There are a few main takeaways from the 2018 season of forecasting results:

  • Forecasting accuracy is even higher on days with significant load; afternoon forecasts are 93.4% accurate
  • Accuracy is high across the board; in particular, afternoon forecasts are 90.6% accurate
  • Accuracy increases as the day progresses and more day-of load and temperature data is incorporated into forecasting
Summer 2018 DER load forecasting results

All days

High-load days











It has been a great first year for the usage and performance of the Mercury DERMS DER load forecasting capability. It’s clear that clients are benefitting today and that our forecasting accuracy is impressive — especially for the unique and challenging nature of continually forecasting the shape, timing, and magnitude of DER load activity. As utilities and their customers continue to install connected DERs in record numbers, utilities will continue to benefit from a clearer picture of how devices under management constitute — and drive — peak load.

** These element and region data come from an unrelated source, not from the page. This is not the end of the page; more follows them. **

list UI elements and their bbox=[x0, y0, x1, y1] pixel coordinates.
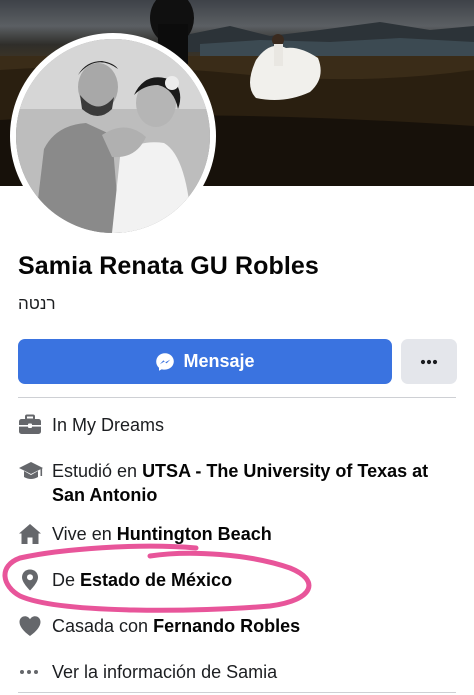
detail-hometown: De Estado de México bbox=[18, 568, 458, 592]
profile-alternate-name: רנטה bbox=[18, 294, 56, 313]
more-dots-icon bbox=[420, 359, 438, 365]
section-divider bbox=[18, 397, 456, 398]
detail-relationship: Casada con Fernando Robles bbox=[18, 614, 458, 638]
messenger-icon bbox=[155, 352, 175, 372]
detail-relationship-prefix: Casada con bbox=[52, 616, 154, 636]
location-pin-icon bbox=[18, 568, 52, 592]
profile-name: Samia Renata GU Robles bbox=[18, 252, 319, 280]
profile-avatar[interactable] bbox=[10, 33, 216, 239]
heart-icon bbox=[18, 614, 52, 638]
detail-current-city-prefix: Vive en bbox=[52, 524, 117, 544]
graduation-cap-icon bbox=[18, 459, 52, 483]
detail-education-prefix: Estudió en bbox=[52, 461, 143, 481]
detail-current-city: Vive en Huntington Beach bbox=[18, 522, 458, 546]
message-button[interactable]: Mensaje bbox=[18, 339, 392, 384]
partner-link[interactable]: Fernando Robles bbox=[153, 616, 300, 636]
detail-hometown-prefix: De bbox=[52, 570, 81, 590]
see-about-info-link[interactable]: Ver la información de Samia bbox=[18, 660, 458, 684]
home-icon bbox=[18, 522, 52, 546]
profile-picture-scene bbox=[16, 39, 210, 233]
detail-work: In My Dreams bbox=[18, 413, 458, 437]
detail-education: Estudió en UTSA - The University of Texa… bbox=[18, 459, 458, 507]
briefcase-icon bbox=[18, 413, 52, 437]
message-button-label: Mensaje bbox=[183, 351, 255, 371]
hometown-link[interactable]: Estado de México bbox=[80, 570, 232, 590]
see-about-info-label: Ver la información de Samia bbox=[52, 662, 278, 682]
section-divider-bottom bbox=[18, 692, 456, 693]
more-options-button[interactable] bbox=[401, 339, 457, 384]
current-city-link[interactable]: Huntington Beach bbox=[117, 524, 272, 544]
profile-picture bbox=[16, 39, 210, 233]
more-dots-icon bbox=[18, 660, 52, 684]
detail-work-text: In My Dreams bbox=[52, 415, 165, 435]
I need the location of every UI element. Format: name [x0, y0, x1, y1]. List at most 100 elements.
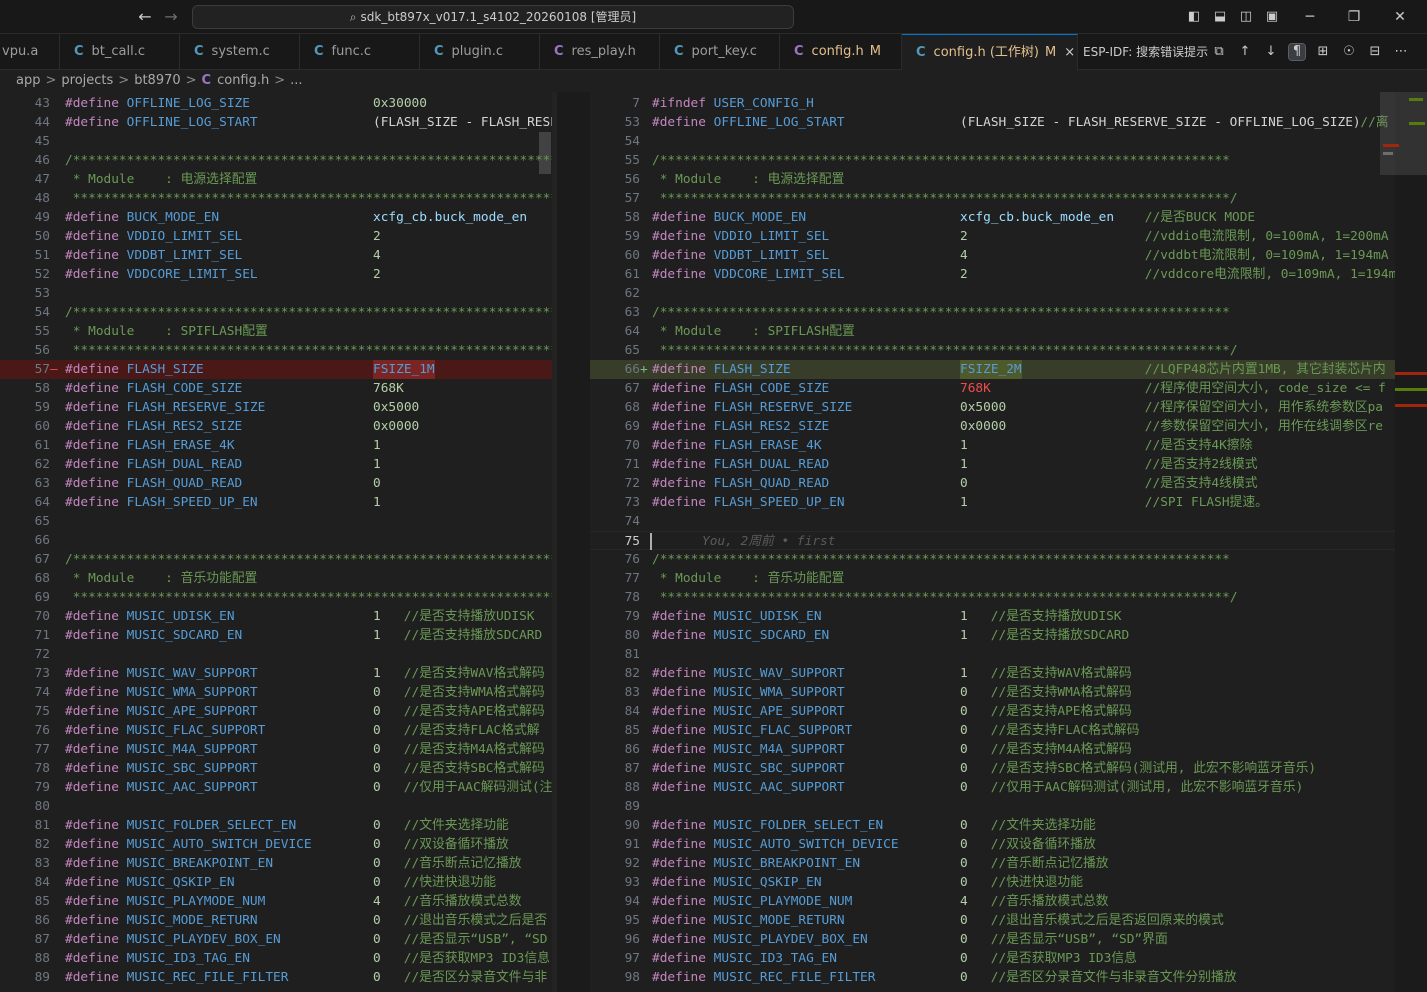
code-line[interactable]: 64 #define FLASH_SPEED_UP_EN 1: [0, 493, 552, 512]
code-line[interactable]: 93 #define MUSIC_QSKIP_EN 0 //快进快退功能: [590, 873, 1395, 892]
code-line[interactable]: 73 #define MUSIC_WAV_SUPPORT 1 //是否支持WAV格式解…: [0, 664, 552, 683]
code-line[interactable]: 48 *************************************…: [0, 189, 552, 208]
code-line[interactable]: 94 #define MUSIC_PLAYMODE_NUM 4 //音乐播放模式总数: [590, 892, 1395, 911]
code-line[interactable]: 60 #define VDDBT_LIMIT_SEL 4 //vddbt电流限制, 0…: [590, 246, 1395, 265]
code-line[interactable]: 81: [590, 645, 1395, 664]
tab-vpu-a[interactable]: vpu.a: [0, 34, 60, 70]
code-line[interactable]: 77 #define MUSIC_M4A_SUPPORT 0 //是否支持M4A格式解…: [0, 740, 552, 759]
code-line[interactable]: 92 #define MUSIC_BREAKPOINT_EN 0 //音乐断点记忆播放: [590, 854, 1395, 873]
code-line[interactable]: 50 #define VDDIO_LIMIT_SEL 2: [0, 227, 552, 246]
tab-res-play-h[interactable]: Cres_play.h: [540, 34, 660, 70]
code-line[interactable]: 69 #define FLASH_RES2_SIZE 0x0000 //参数保留空间大…: [590, 417, 1395, 436]
toggle-panel-icon[interactable]: ⬓: [1212, 9, 1228, 25]
code-line[interactable]: 61 #define VDDCORE_LIMIT_SEL 2 //vddcore电流限…: [590, 265, 1395, 284]
code-line[interactable]: 54 /*************************************…: [0, 303, 552, 322]
code-line[interactable]: 85 #define MUSIC_FLAC_SUPPORT 0 //是否支持FLAC格…: [590, 721, 1395, 740]
back-arrow-icon[interactable]: ←: [135, 8, 155, 26]
code-line[interactable]: 74: [590, 512, 1395, 531]
tab-system-c[interactable]: Csystem.c: [180, 34, 300, 70]
code-line[interactable]: 88 #define MUSIC_ID3_TAG_EN 0 //是否获取MP3 ID3…: [0, 949, 552, 968]
code-line[interactable]: 82 #define MUSIC_AUTO_SWITCH_DEVICE 0 //双设备…: [0, 835, 552, 854]
code-line[interactable]: 63 /*************************************…: [590, 303, 1395, 322]
minimap-viewport[interactable]: [1380, 92, 1427, 175]
code-line[interactable]: 51 #define VDDBT_LIMIT_SEL 4: [0, 246, 552, 265]
code-line[interactable]: 87 #define MUSIC_PLAYDEV_BOX_EN 0 //是否显示“US…: [0, 930, 552, 949]
overview-ruler[interactable]: [1380, 92, 1427, 992]
previous-change-icon[interactable]: ↑: [1237, 44, 1253, 60]
code-line[interactable]: 44 #define OFFLINE_LOG_START (FLASH_SIZE -…: [0, 113, 552, 132]
code-line[interactable]: 73 #define FLASH_SPEED_UP_EN 1 //SPI FLASH提…: [590, 493, 1395, 512]
code-line[interactable]: 84 #define MUSIC_APE_SUPPORT 0 //是否支持APE格式解…: [590, 702, 1395, 721]
code-line[interactable]: 56 * Module : 电源选择配置: [590, 170, 1395, 189]
customize-layout-icon[interactable]: ▣: [1264, 9, 1280, 25]
code-line[interactable]: 86 #define MUSIC_MODE_RETURN 0 //退出音乐模式之后是否: [0, 911, 552, 930]
code-line[interactable]: 76 #define MUSIC_FLAC_SUPPORT 0 //是否支持FLAC格…: [0, 721, 552, 740]
forward-arrow-icon[interactable]: →: [161, 8, 181, 26]
git-lens-icon[interactable]: ☉: [1341, 44, 1357, 60]
code-line[interactable]: 53: [0, 284, 552, 303]
code-line[interactable]: 78 #define MUSIC_SBC_SUPPORT 0 //是否支持SBC格式解…: [0, 759, 552, 778]
toggle-primary-sidebar-icon[interactable]: ◧: [1186, 9, 1202, 25]
tab-config-h[interactable]: Cconfig.h M: [780, 34, 902, 70]
code-line[interactable]: 71 #define MUSIC_SDCARD_EN 1 //是否支持播放SDCARD: [0, 626, 552, 645]
show-whitespace-icon[interactable]: ¶: [1288, 43, 1306, 61]
code-line[interactable]: 84 #define MUSIC_QSKIP_EN 0 //快进快退功能: [0, 873, 552, 892]
code-line[interactable]: 86 #define MUSIC_M4A_SUPPORT 0 //是否支持M4A格式解…: [590, 740, 1395, 759]
code-line[interactable]: 80: [0, 797, 552, 816]
code-line[interactable]: 95 #define MUSIC_MODE_RETURN 0 //退出音乐模式之后是否…: [590, 911, 1395, 930]
code-line[interactable]: 56 *************************************…: [0, 341, 552, 360]
code-line[interactable]: 63 #define FLASH_QUAD_READ 0: [0, 474, 552, 493]
close-tab-icon[interactable]: ×: [1064, 45, 1075, 60]
code-line[interactable]: 98 #define MUSIC_REC_FILE_FILTER 0 //是否区分录音…: [590, 968, 1395, 987]
minimize-icon[interactable]: ─: [1300, 8, 1320, 26]
breadcrumb-bt8970[interactable]: bt8970: [134, 73, 180, 88]
code-line[interactable]: 97 #define MUSIC_ID3_TAG_EN 0 //是否获取MP3 ID3…: [590, 949, 1395, 968]
code-line[interactable]: 96 #define MUSIC_PLAYDEV_BOX_EN 0 //是否显示“US…: [590, 930, 1395, 949]
code-line[interactable]: 78 *************************************…: [590, 588, 1395, 607]
code-line[interactable]: 53 #define OFFLINE_LOG_START (FLASH_SIZE -…: [590, 113, 1395, 132]
restore-icon[interactable]: ❐: [1344, 8, 1364, 26]
code-line[interactable]: 76 /*************************************…: [590, 550, 1395, 569]
code-line[interactable]: 82 #define MUSIC_WAV_SUPPORT 1 //是否支持WAV格式解…: [590, 664, 1395, 683]
code-line[interactable]: 59 #define VDDIO_LIMIT_SEL 2 //vddio电流限制, 0…: [590, 227, 1395, 246]
code-line[interactable]: 52 #define VDDCORE_LIMIT_SEL 2: [0, 265, 552, 284]
next-change-icon[interactable]: ↓: [1263, 44, 1279, 60]
tab-func-c[interactable]: Cfunc.c: [300, 34, 420, 70]
code-line[interactable]: 87 #define MUSIC_SBC_SUPPORT 0 //是否支持SBC格式解…: [590, 759, 1395, 778]
code-line[interactable]: 79 #define MUSIC_AAC_SUPPORT 0 //仅用于AAC解码测试…: [0, 778, 552, 797]
code-line[interactable]: 60 #define FLASH_RES2_SIZE 0x0000: [0, 417, 552, 436]
code-line[interactable]: 57— #define FLASH_SIZE FSIZE_1M: [0, 360, 552, 379]
code-line[interactable]: 90 #define MUSIC_FOLDER_SELECT_EN 0 //文件夹选择…: [590, 816, 1395, 835]
more-actions-icon[interactable]: ⋯: [1393, 44, 1409, 60]
code-line[interactable]: 58 #define BUCK_MODE_EN xcfg_cb.buck_mode_…: [590, 208, 1395, 227]
code-line[interactable]: 67 /*************************************…: [0, 550, 552, 569]
code-line[interactable]: 74 #define MUSIC_WMA_SUPPORT 0 //是否支持WMA格式解…: [0, 683, 552, 702]
code-line[interactable]: 89: [590, 797, 1395, 816]
code-line[interactable]: 47 * Module : 电源选择配置: [0, 170, 552, 189]
code-line[interactable]: 89 #define MUSIC_REC_FILE_FILTER 0 //是否区分录音…: [0, 968, 552, 987]
breadcrumb-symbol[interactable]: ...: [290, 73, 302, 88]
esp-idf-error-search-button[interactable]: ESP-IDF: 搜索错误提示: [1083, 34, 1208, 70]
code-line[interactable]: 85 #define MUSIC_PLAYMODE_NUM 4 //音乐播放模式总数: [0, 892, 552, 911]
code-line[interactable]: 54: [590, 132, 1395, 151]
command-center-search[interactable]: ⌕ sdk_bt897x_v017.1_s4102_20260108 [管理员]: [192, 5, 794, 29]
code-line[interactable]: 61 #define FLASH_ERASE_4K 1: [0, 436, 552, 455]
breadcrumb-projects[interactable]: projects: [61, 73, 113, 88]
breadcrumb-app[interactable]: app: [16, 73, 40, 88]
code-line[interactable]: 72 #define FLASH_QUAD_READ 0 //是否支持4线模式: [590, 474, 1395, 493]
open-preview-icon[interactable]: ⊞: [1315, 44, 1331, 60]
tab-port-key-c[interactable]: Cport_key.c: [660, 34, 780, 70]
code-line[interactable]: 43 #define OFFLINE_LOG_SIZE 0x30000: [0, 94, 552, 113]
code-line[interactable]: 62: [590, 284, 1395, 303]
code-line[interactable]: 81 #define MUSIC_FOLDER_SELECT_EN 0 //文件夹选择…: [0, 816, 552, 835]
code-line[interactable]: 55 /*************************************…: [590, 151, 1395, 170]
code-line[interactable]: 83 #define MUSIC_WMA_SUPPORT 0 //是否支持WMA格式解…: [590, 683, 1395, 702]
code-line[interactable]: 7 #ifndef USER_CONFIG_H: [590, 94, 1395, 113]
code-line[interactable]: 72: [0, 645, 552, 664]
code-line[interactable]: 57 *************************************…: [590, 189, 1395, 208]
diff-modified-editor[interactable]: 7 #ifndef USER_CONFIG_H 53 #define OFFLINE_…: [590, 92, 1395, 992]
code-line[interactable]: 49 #define BUCK_MODE_EN xcfg_cb.buck_mode_…: [0, 208, 552, 227]
code-line[interactable]: 59 #define FLASH_RESERVE_SIZE 0x5000: [0, 398, 552, 417]
code-line[interactable]: 80 #define MUSIC_SDCARD_EN 1 //是否支持播放SDCARD: [590, 626, 1395, 645]
code-line[interactable]: 64 * Module : SPIFLASH配置: [590, 322, 1395, 341]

With our core forecasting capability in place, we continue to invest in expanding our forecasting capability to solve for additional utility needs. This includes providing flexibility forecasts, a natural extension of load forecast, which allows utility users to make informed predictions for expected and available load flexibility across multiple grid services. Another application is for continuous utility-wide or system-level forecasts — requiring a different set of data inputs but ultimately relying on the core machine learning intelligence we’ve built. We also plan to explore how our forecasting data can assist utility network operations in a more automated fashion, such as through integrations with Advanced Distribution Management Systems (ADMS).